How to improve the quality of red varietals


It’s already mid-September and here at Mezzacorona, we have finished harvesting the white varietals grown in our estates, mainly Pinot Grigio and Chardonnay. Now it’s time for reds, either local varietals like Teroldego (literally “Tyrol’s Gold”, considered the “Prince” of red wines here in Trentino) or international varietals like Cabernet Sauvignon and Merlot cultivated in our vineyards close to the Lake Garda, in the southern part of the region.


Maybe not everybody knows that before harvesting the red varietals, in the final stage of maturation, it’s important to do a couple of operations (all performed by hand!)  in order to improve the quality of the wine: cutting the bunch tip and removing the bunches that have not completely ripened.

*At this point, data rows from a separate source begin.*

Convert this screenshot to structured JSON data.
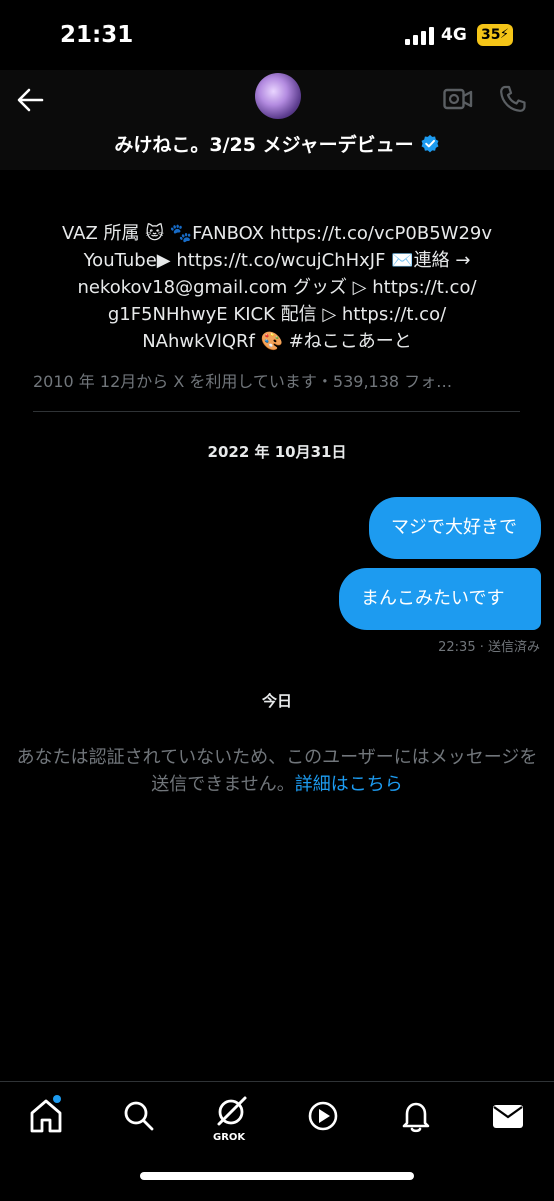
{
  "status": {
    "time": "21:31",
    "network": "4G",
    "battery": "35"
  },
  "header": {
    "title": "みけねこ。3/25 メジャーデビュー",
    "icons": [
      "back-arrow-icon",
      "avatar",
      "verified-badge-icon",
      "video-call-icon",
      "phone-icon"
    ]
  },
  "profile": {
    "bio_lines": [
      "VAZ 所属 🐱 🐾FANBOX https://t.co/vcP0B5W29v",
      "YouTube▶ https://t.co/wcujChHxJF ✉️連絡 →",
      "nekokov18@gmail.com グッズ ▷ https://t.co/",
      "g1F5NHhwyE KICK 配信 ▷ https://t.co/",
      "NAhwkVlQRf 🎨 #ねここあーと"
    ],
    "joined": "2010 年 12月から X を利用しています・539,138 フォ…"
  },
  "conversation": {
    "date_separator": "2022 年 10月31日",
    "messages": [
      {
        "text": "マジで大好きです"
      },
      {
        "text": "まんこみたいです"
      }
    ],
    "meta": "22:35 · 送信済み",
    "today": "今日",
    "notice": "あなたは認証されていないため、このユーザーにはメッセージを送信できません。",
    "notice_link": "詳細はこちら"
  },
  "tabbar": {
    "grok_label": "GROK",
    "items": [
      "home-icon",
      "search-icon",
      "grok-icon",
      "video-play-icon",
      "notifications-bell-icon",
      "messages-mail-icon"
    ]
  },
  "colors": {
    "accent": "#1d9bf0",
    "background": "#000000",
    "muted": "#71767b",
    "battery": "#f5c518"
  }
}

It’s evident that cutting the tip of the bunches (from 8 to10 cm) determines a reduction in the overall production (usually about 10%), but it is fundamental to improve the quality of the wine. As a matter of fact, the tip is usually characterized by the highest acidity level and the lower sugar content: removing it, the sugar content of the single bunch increases of 1° Babo (corresponding of about 5-6%) and other positive parameters, like polyphenols, improve.


The last operation that needs to be done in the pre-harvest is crop thinning in order to standardize the final production. If the farmers followed all the suggestions our vineyard managers gave them throughout the past year, just a few grapes will need to be removed from the vines. This operation takes about 15 – 20 hours per hectare, while cutting the clusters requires 50 hours of manual labor per hectare.



Both are clearly labor intensive operations, but here, at Mezzacorona, there is just one philosophy to be followed: Quality comes first.